Hi, please share your story on how you got into trading/investing and what resources you used to learn?

Here's my journey complete with the places I learnt from.

I first became interested in investing after watching a Robert Kiyosaki video on Youtube. I wanted to do real estate, so I followed Graham Stephan and Meet Kevin on Youtube. Then I realized I didn't have enough money and I didn't want to be tied down, so I turned to the other way to build wealth: the stock market. I started off on the traditional investing route, buying what I used. 85% SPY, 5% INTC, 5% AAPL, 5% NVDA.

After a while my friend introduced me to forex. Extremely lucky I didn't blow up since I had no idea about position sizing. Stopped after a few weeks.

I still had the trading bug in me. I found LiveTraders which introduced the position sizing concept to me. This is extremely important for stock traders, which is shocking to me why it's not plastered everywhere:

#shares = $risk / (entry$-stop$)

I was unprofitable for 3 months, but since I was using $10 risk per trade I only lost $500. They really drilled that idea into your head.

After six months, I began having revelations. I started to understand what these traders were really doing. I realizing what I was doing wrong when I reviewed my trades on Tradervue. After eight months, I started gaining confidence and increased my risk per trade.

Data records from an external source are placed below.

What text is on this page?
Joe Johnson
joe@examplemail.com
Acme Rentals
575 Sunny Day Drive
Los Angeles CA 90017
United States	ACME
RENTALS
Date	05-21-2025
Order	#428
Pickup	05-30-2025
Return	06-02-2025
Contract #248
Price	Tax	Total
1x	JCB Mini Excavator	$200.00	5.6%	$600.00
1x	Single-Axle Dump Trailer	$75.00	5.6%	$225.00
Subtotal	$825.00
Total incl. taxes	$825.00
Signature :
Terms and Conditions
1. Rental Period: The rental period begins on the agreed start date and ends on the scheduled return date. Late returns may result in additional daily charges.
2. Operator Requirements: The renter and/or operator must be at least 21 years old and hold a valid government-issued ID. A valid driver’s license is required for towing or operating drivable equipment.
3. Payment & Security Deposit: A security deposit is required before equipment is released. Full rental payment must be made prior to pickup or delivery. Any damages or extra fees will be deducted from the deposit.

A very important concept someone introduced to me was the metaphor of time frames. Trading 1-minute 9EMA pullbacks or the first three opening bars of the day is like strapping yourself to a rocket. Sure you'll go fast, but you'll probably die. It's much better to start off trading higher time frames as a beginner. You're driving your mom's old family van. And that's not even factoring in the fact that an extremely high number of day traders lose money. I found much better success swing trading.

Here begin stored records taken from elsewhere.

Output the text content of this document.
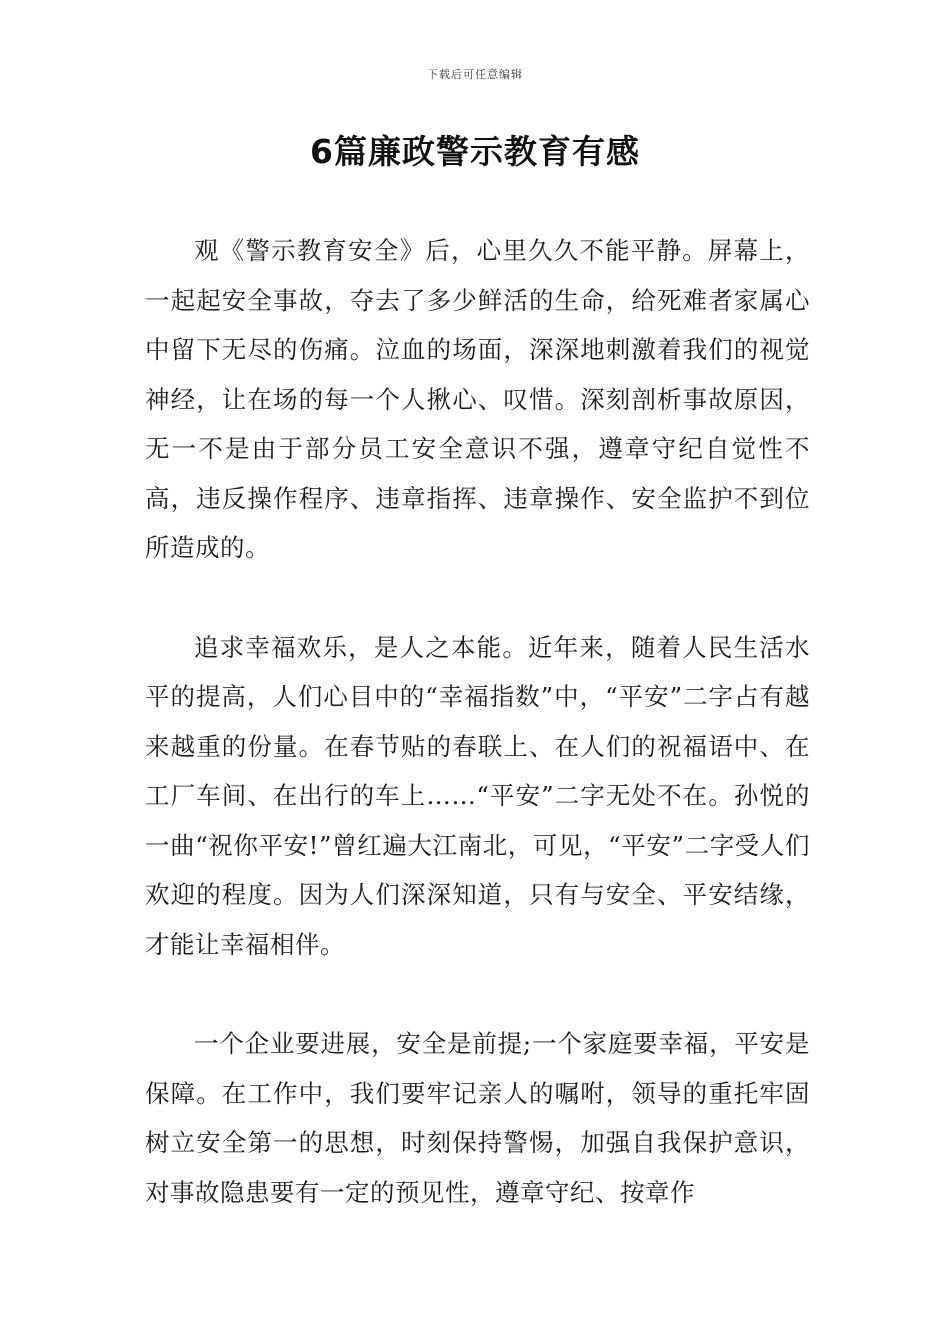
下载后可任意编辑
6篇廉政警示教育有感

观《警示教育安全》后，心里久久不能平静。屏幕上，一起起安全事故，夺去了多少鲜活的生命，给死难者家属心中留下无尽的伤痛。泣血的场面，深深地刺激着我们的视觉神经，让在场的每一个人揪心、叹惜。深刻剖析事故原因，无一不是由于部分员工安全意识不强，遵章守纪自觉性不高，违反操作程序、违章指挥、违章操作、安全监护不到位所造成的。

追求幸福欢乐，是人之本能。近年来，随着人民生活水平的提高，人们心目中的“幸福指数”中，“平安”二字占有越来越重的份量。在春节贴的春联上、在人们的祝福语中、在工厂车间、在出行的车上……“平安”二字无处不在。孙悦的一曲“祝你平安!”曾红遍大江南北，可见，“平安”二字受人们欢迎的程度。因为人们深深知道，只有与安全、平安结缘，才能让幸福相伴。

一个企业要进展，安全是前提;一个家庭要幸福，平安是保障。在工作中，我们要牢记亲人的嘱咐，领导的重托牢固树立安全第一的思想，时刻保持警惕，加强自我保护意识，对事故隐患要有一定的预见性，遵章守纪、按章作
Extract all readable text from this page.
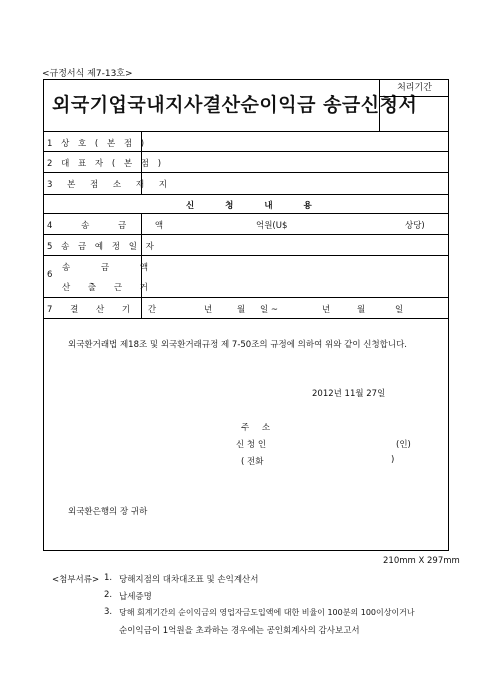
<규정서식 제7-13호>
외국기업국내지사결산순이익금 송금신청서
처리기간
1 상 호 ( 본 점 )
2 대 표 자 ( 본 점 )
3 본 점 소 재 지
신 청 내 용
4 송 금 액	억원(U$	상당)
5 송 금 예 정 일 자
6
송 금 액
산 출 근 거
7 결 산 기 간	년	월 일 ~	년	월	일
외국환거래법 제18조 및 외국환거래규정 제 7-50조의 규정에 의하여 위와 같이 신청합니다.
2012년 11월 27일
주 소
신 청 인	(인)
( 전화	)
외국환은행의 장 귀하
210mm X 297mm
<첨부서류> 1. 당해지점의 대차대조표 및 손익계산서
2. 납세증명
3. 당해 회계기간의 순이익금의 영업자금도입액에 대한 비율이 100분의 100이상이거나
순이익금이 1억원을 초과하는 경우에는 공인회계사의 감사보고서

This was bolstered with my discovery of Investors Business Daily's SwingTrader product. I was actually amazed there was such a reputable company doing swing trades. Their trades gave me an idea of what patterns to look for when the market cycle changed. This proved extremely useful following the 2020 crash, more on that later.

TradingSchools.org was also a great find for me. They review trading services. Their positive review on FollowMeTrades was interesting, so I signed up. This service introduced indicators to me like ichimoku clouds and Fibonacci retracements. I don't agree with indicators, but since they had a profitable track record I decided to follow their trades to see if I could find common ground between his Ichimoku/Fib/VantagePoint-AI trades with my TA trades.

Things went smoothly for half a year. I forced myself to not day trade since I was not a profitable day trader. This was based on objective truths like actual gain/loss, Sharpe ratio, profit factor, win rate, Kelly percentage, exit efficiency, etc. My swing trading had much better metrics so put my eggs here. I eventually realized if something looked particular good on daily/15m/5m time frames, I could start off with a day trade then sell some shares to leg into swing trade. In fact, I realized this is how a good day trader trades...by looking at the higher time frames. The 1-minute chart day traders still elude me though.

Options trading piqued my interest after r/wallstreetbets appeared in my Reddit home feed amidst the TSLA rally. I threw a few thousand dollars at random options. I lost all $5,000 when my MSFT 4/17 200 call options became worthless following the corona crash, among other things. This experience made me stay away from options for a little bit. I already had a system that worked so there was no point doing this.

After the market hit resistance in May 2020 and things slowed down, I dipped my toes into options again. I spent a lot of nights watching introductory videos from TastyTrade and OptionsAlpha. However, more importantly, I found a group called MasterTrader who literally invented TA back in the 80s. They sold options based on technical analysis, a strategy which IMO combines the best of both worlds. I was able to reinforce both my TA skills and my option knowledge.

After a while I found SteadyOptions, which traded more complex strategies like hedged strangles, hedged straddles, option ratios, diagonals, etc. It was one thing to learn about these strategies, it is another thing to actually gain the confidence to execute it. These guys gave it to me.

A big turning point for me was finding the BestStockStrategy review on TradingSchools.org (link). After following along this alert service, I realized how incorrect my idea of naked options was. I realized how much easier and stress free it is to sell option premium as opposed to constantly managing and finding new swing trades. This is what I'm focused on now.

Additionally, they linked the REAL P&L Youtube channel as validation. This is probably THE MOST honest trading channel on Youtube. His video on Ron Bertino's TradingDominion was especially insightful. That service introduced me to modern portfolio theory and gave actionable steps, which I didn't expect for something as esoteric as portfolio theory.

So here I am today. I traded forex for two weeks at the beginning and never went back. Then I day traded for a bit and found I wasn't profitable. Too fast paced for me and too many fake gurus, making it hard to learn. Currently I swing trade and sell options.